Fussy.org doing the work of 3 men!
Moe, Larry and Curly.

===============

September 20, 2007 1:41 PM  
Anonymous karen said...

I really like a juicy fart, but the old lady gets so fussy when she has to clean the streaks out. I can't imagine why.

September 20, 2007 4:24 PM  
Anonymous sbritton@uwgt.org said...

oferf - ! I am anonymous

September 20, 2007 5:30 PM  
Blogger Mike said...

"Damn Joe - I can't read fussy.org on this Palm unit, my wife's button is easier to find on her hardware!"

September 21, 2007 6:11 AM  
Anonymous Anonymous said...

"Wife caught me on fussy.org AGAIN. Can I sleep at your place tonight?"

September 21, 2007 6:39 AM  
Anonymous Anonymous said...

"Joe, have you been reading fussy.org again, or are you just happy to see me?"

September 21, 2007 6:41 AM  
Blogger peevish said...

"Yeah, that Betty Grable's a hottie. But Mrs. Kennedy, at fussy.org? Now there's a MILTF!"

September 21, 2007 7:19 AM  
Blogger Heather said...

let's get fussy.org

September 21, 2007 8:03 AM  
Blogger Jen said...

Fussy.org: Serving up revenge since 2001

Get your Fussy.org on

Fussy.org: All the cool cats are reading it

Forget Pynchon, I read Fussy.org

jen at explosive dot net

September 21, 2007 9:08 AM  
Blogger Jen said...

I had to post one more:

Fussy.org, it sure packs a wallop!

Yes, dorky but they said wallop back in the day didn't they?

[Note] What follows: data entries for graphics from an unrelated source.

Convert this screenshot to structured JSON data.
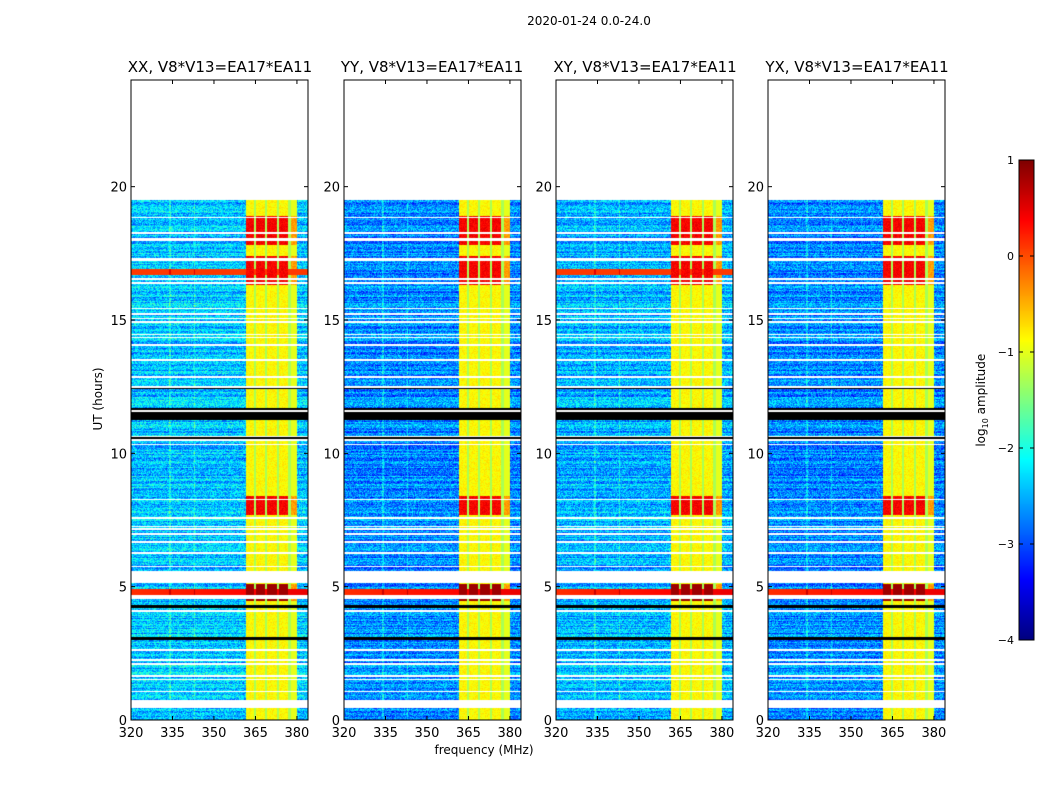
{
  "figure": {
    "suptitle": "2020-01-24 0.0-24.0",
    "xlabel": "frequency (MHz)",
    "ylabel": "UT (hours)",
    "colorbar_label_prefix": "log",
    "colorbar_label_sub": "10",
    "colorbar_label_suffix": " amplitude"
  },
  "chart_data": {
    "type": "heatmap",
    "colormap": "jet",
    "panels": [
      {
        "title": "XX, V8*V13=EA17*EA11",
        "pol": "XX",
        "base_level": -2.4,
        "red_band_16h": true
      },
      {
        "title": "YY, V8*V13=EA17*EA11",
        "pol": "YY",
        "base_level": -2.7,
        "red_band_16h": false
      },
      {
        "title": "XY, V8*V13=EA17*EA11",
        "pol": "XY",
        "base_level": -2.5,
        "red_band_16h": true
      },
      {
        "title": "YX, V8*V13=EA17*EA11",
        "pol": "YX",
        "base_level": -2.7,
        "red_band_16h": false
      }
    ],
    "xlim": [
      320,
      384
    ],
    "ylim": [
      0,
      24
    ],
    "xticks": [
      "320",
      "335",
      "350",
      "365",
      "380"
    ],
    "xtick_values": [
      320,
      335,
      350,
      365,
      380
    ],
    "yticks": [
      "0",
      "5",
      "10",
      "15",
      "20"
    ],
    "ytick_values": [
      0,
      5,
      10,
      15,
      20
    ],
    "data_time_range_hours": [
      0,
      19.5
    ],
    "rfi_band_mhz": [
      361.5,
      380
    ],
    "rfi_subband_gaps_mhz": [
      364.9,
      368.9,
      373.2,
      377.3
    ],
    "flagged_intervals_hours": [
      [
        0.45,
        0.75
      ],
      [
        5.15,
        5.6
      ],
      [
        19.5,
        24
      ]
    ],
    "black_rows_hours": [
      [
        11.25,
        11.7
      ],
      [
        3.0,
        3.12
      ],
      [
        4.2,
        4.3
      ],
      [
        12.4,
        12.5
      ],
      [
        10.5,
        10.6
      ]
    ],
    "strong_rfi_hours": [
      [
        4.45,
        5.1
      ],
      [
        16.3,
        17.4
      ],
      [
        7.7,
        8.4
      ],
      [
        17.8,
        18.9
      ]
    ],
    "broadband_red_band_hours": [
      [
        4.55,
        4.9
      ]
    ],
    "colorbar": {
      "range": [
        -4,
        1
      ],
      "ticks": [
        "1",
        "0",
        "−1",
        "−2",
        "−3",
        "−4"
      ],
      "tick_values": [
        1,
        0,
        -1,
        -2,
        -3,
        -4
      ]
    }
  }
}
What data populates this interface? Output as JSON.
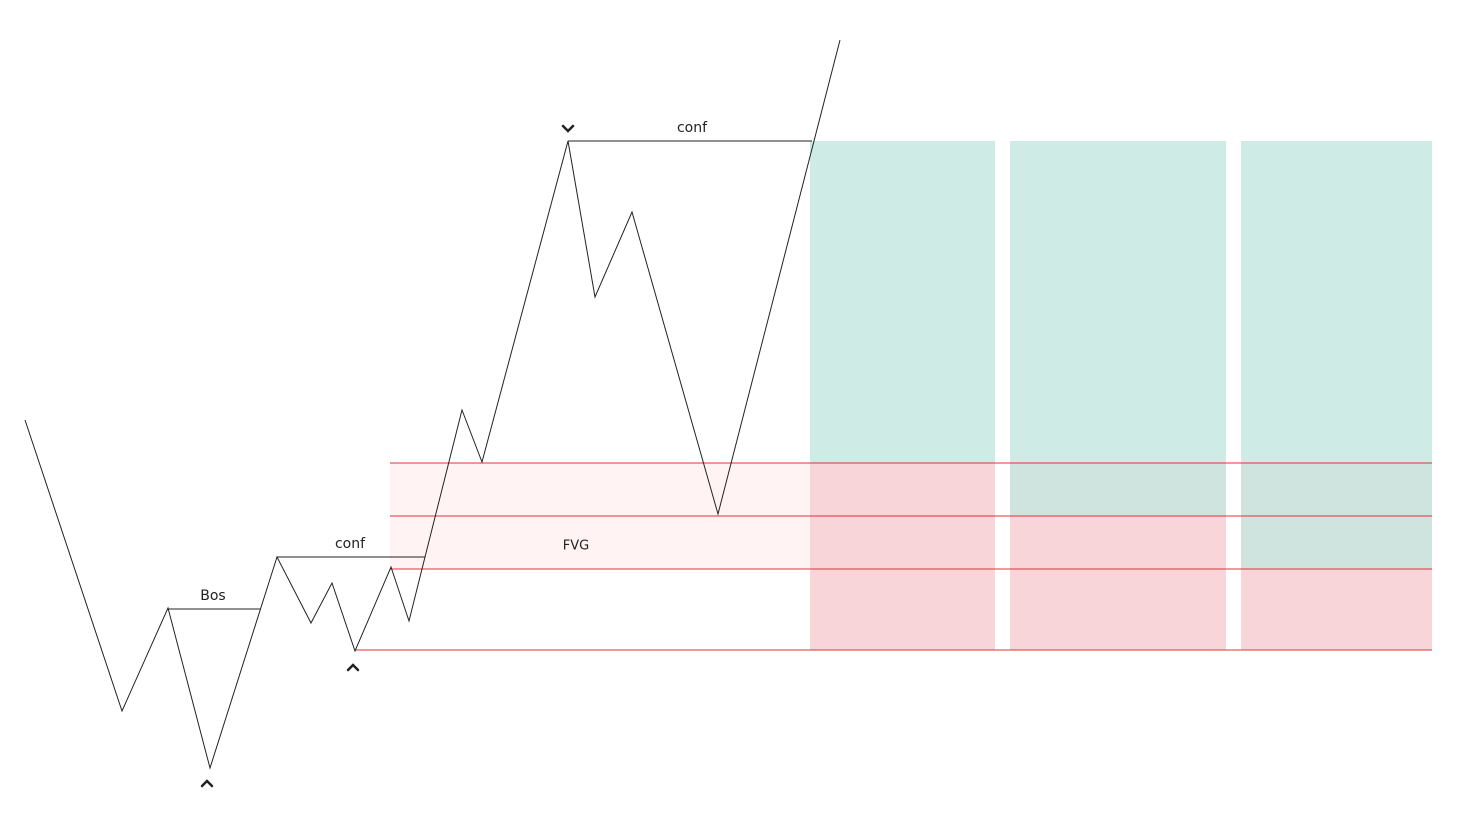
{
  "annotations": [
    "Bos",
    "conf",
    "conf",
    "FVG"
  ]
}
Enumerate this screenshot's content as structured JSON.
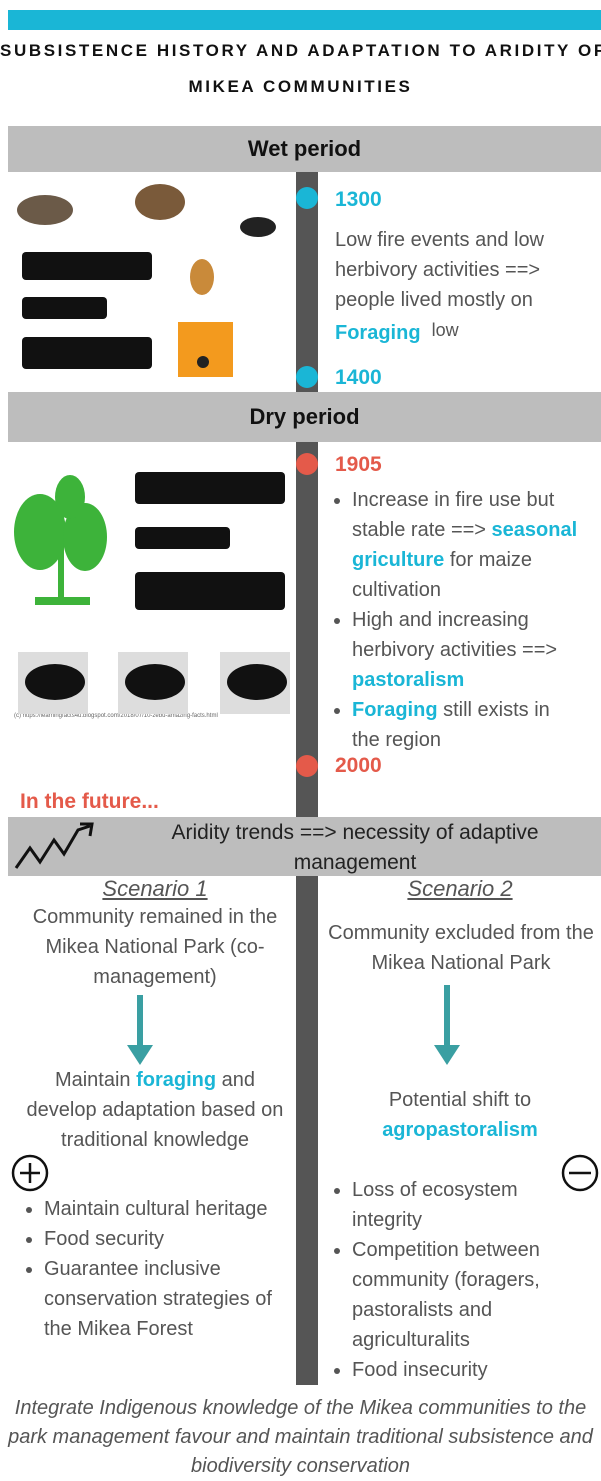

I realized my Pynchon entry may be lost on some folks so feel free to insert a different author at will. Also the variation of:

Fussy.org: Serving up piping hot revenge since 2001

September 21, 2007 9:17 AM  
Anonymous Anonymous said...

Fussy.org. It will change your life...or at least your lunch break.

(julisa dot marie at gmail dot com)

September 21, 2007 9:58 AM  
Blogger Court-Knee! said...

"Hey there, whatcha lookin' at?"

"Pictures."

"Pictures?"

"Yes. Pictures of my wife. And her great, big ...FUSSY."